そのままもう数百年が経って、静かに命尽きるまで祀られるだけだと思っていた。

そんなとき、何者の導きによるものか、彼以外の<UBM>である【孤狼群影 フェイウル】が襲来し、【絶界虎 クローザー】は解き放たれた。

『時が来た』

『時が……来た!!』

その瞬間、彼の心は歓喜と期待に包まれる。

同時に、数百年ぶりに自身の力を全開にして、山一つ包み込む大結界を展開。

加えて、眼前の強者――【フェイウル】との戦場となる黒い結界も展開。

【クローザー】は餓えていた。

闘争に、餓えていた。

眼前の【フェイウル】だけでは足りない。

【フェイウル】の次はこの山の生物全て。

その次は、この国の生物全て。

『闘争だ!』

『六百年待ち焦がれた、闘争の時だ!!』

【クローザー】は六百年間封じ込められていた自身の闘争欲求の全てを、この地の全てに叩きつけるつもりだった。

彼にとって幸いだったのは、最初の相手である【フェイウル】が強かったことだ。

一週間戦い続けても倒れないまま、【クローザー】と戦い続ける【フェイウル】は、【クローザー】にとって最高の相手だった。

そうして戦う内に【クローザー】の勘や能力の“錆”も取れてくる。

徐々に、徐々に、【クローザー】の力の出力は増していく。

かつて失った伝説級としての力を取り戻し始め……あるいはその先へと向かいかけている。

『勝負を決める』

『この狼を倒し、次に土竜人と戦い、さらにこの地の全てと戦う』

『闘争の祝宴だ!!』

しかし奇しくも、【クローザー】の願いはまたも叶わない。

山頂の突然の陥没。

その直後、クマの介入による【フェイウル】の離脱。

『…………』

水を差されたとしか言いようがない。

【クローザー】はその有耶無耶な決着に不満しかない。

だが、

「失礼。決闘の邪魔をしたのは謝ります」

新たに、【クローザー】の前に立つ者がいた。

「ですが今は、僕と死合っていただきたい。古き伝説の虎よ」

それは、人間だった。

人間であるが、かつての【龍帝】には遠く及ばない。

【フェイウル】と比べても、格は落ちるだろう。

しかし、その人間は最初から、【クローザー】と戦うためにそこに立っていた。

【クローザー】を【クローザー】と知りながら、【クローザー】と戦うためにここにいるのだと、直感で理解できた。

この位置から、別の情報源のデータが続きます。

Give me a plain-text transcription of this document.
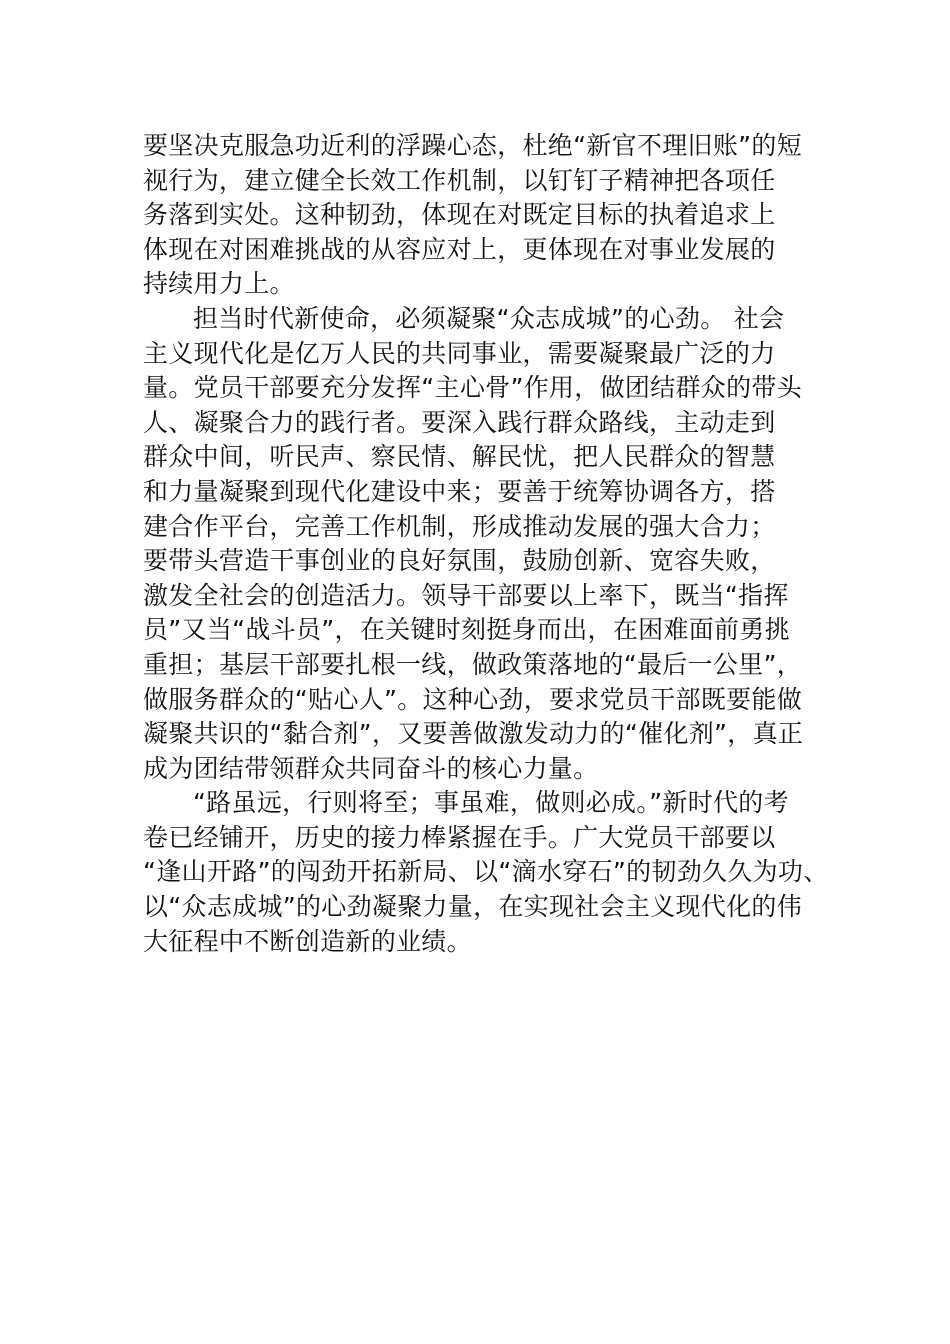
要坚决克服急功近利的浮躁心态，杜绝“新官不理旧账”的短
视行为，建立健全长效工作机制，以钉钉子精神把各项任
务落到实处。这种韧劲，体现在对既定目标的执着追求上
体现在对困难挑战的从容应对上，更体现在对事业发展的
持续用力上。
担当时代新使命，必须凝聚“众志成城”的心劲。 社会
主义现代化是亿万人民的共同事业，需要凝聚最广泛的力
量。党员干部要充分发挥“主心骨”作用，做团结群众的带头
人、凝聚合力的践行者。要深入践行群众路线，主动走到
群众中间，听民声、察民情、解民忧，把人民群众的智慧
和力量凝聚到现代化建设中来；要善于统筹协调各方，搭
建合作平台，完善工作机制，形成推动发展的强大合力；
要带头营造干事创业的良好氛围，鼓励创新、宽容失败，
激发全社会的创造活力。领导干部要以上率下，既当“指挥
员”又当“战斗员”，在关键时刻挺身而出，在困难面前勇挑
重担；基层干部要扎根一线，做政策落地的“最后一公里”，
做服务群众的“贴心人”。这种心劲，要求党员干部既要能做
凝聚共识的“黏合剂”，又要善做激发动力的“催化剂”，真正
成为团结带领群众共同奋斗的核心力量。
“路虽远，行则将至；事虽难，做则必成。”新时代的考
卷已经铺开，历史的接力棒紧握在手。广大党员干部要以
“逢山开路”的闯劲开拓新局、以“滴水穿石”的韧劲久久为功、
以“众志成城”的心劲凝聚力量，在实现社会主义现代化的伟
大征程中不断创造新的业绩。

その挑戦がなぜか……【クローザー】には少しだけ嬉しかった。

ゆえに、【クローザー】は、その挑戦を受けた。

『数百年ぶりの闘争の代役だ。容易く死んではくれるなよ』

【クローザー】は言葉と共に、“錆”のとれた自身の能力……かつて最も得意とした《攻性斬撃結界》を展開する。

それは無数の棒状の結界。

それぞれが数多の攻撃を防ぐ盾であり……同時に相手の身を斬りさく刃でもある。

かつて密林で、砂漠で、あらゆる有象無象を切り裂いてきた【クローザー】の“爪牙”を前に挑戦者は――笑っていた。

「なるほど……。これは、“ワクワクする”」

口の端を僅かに上げて、目を輝かせる挑戦者。

自身の“爪牙”を見てもなお笑う挑戦者に、【クローザー】は思う。

――我もだ

そして、【クローザー】は挑戦者――フィガロへと飛び掛った。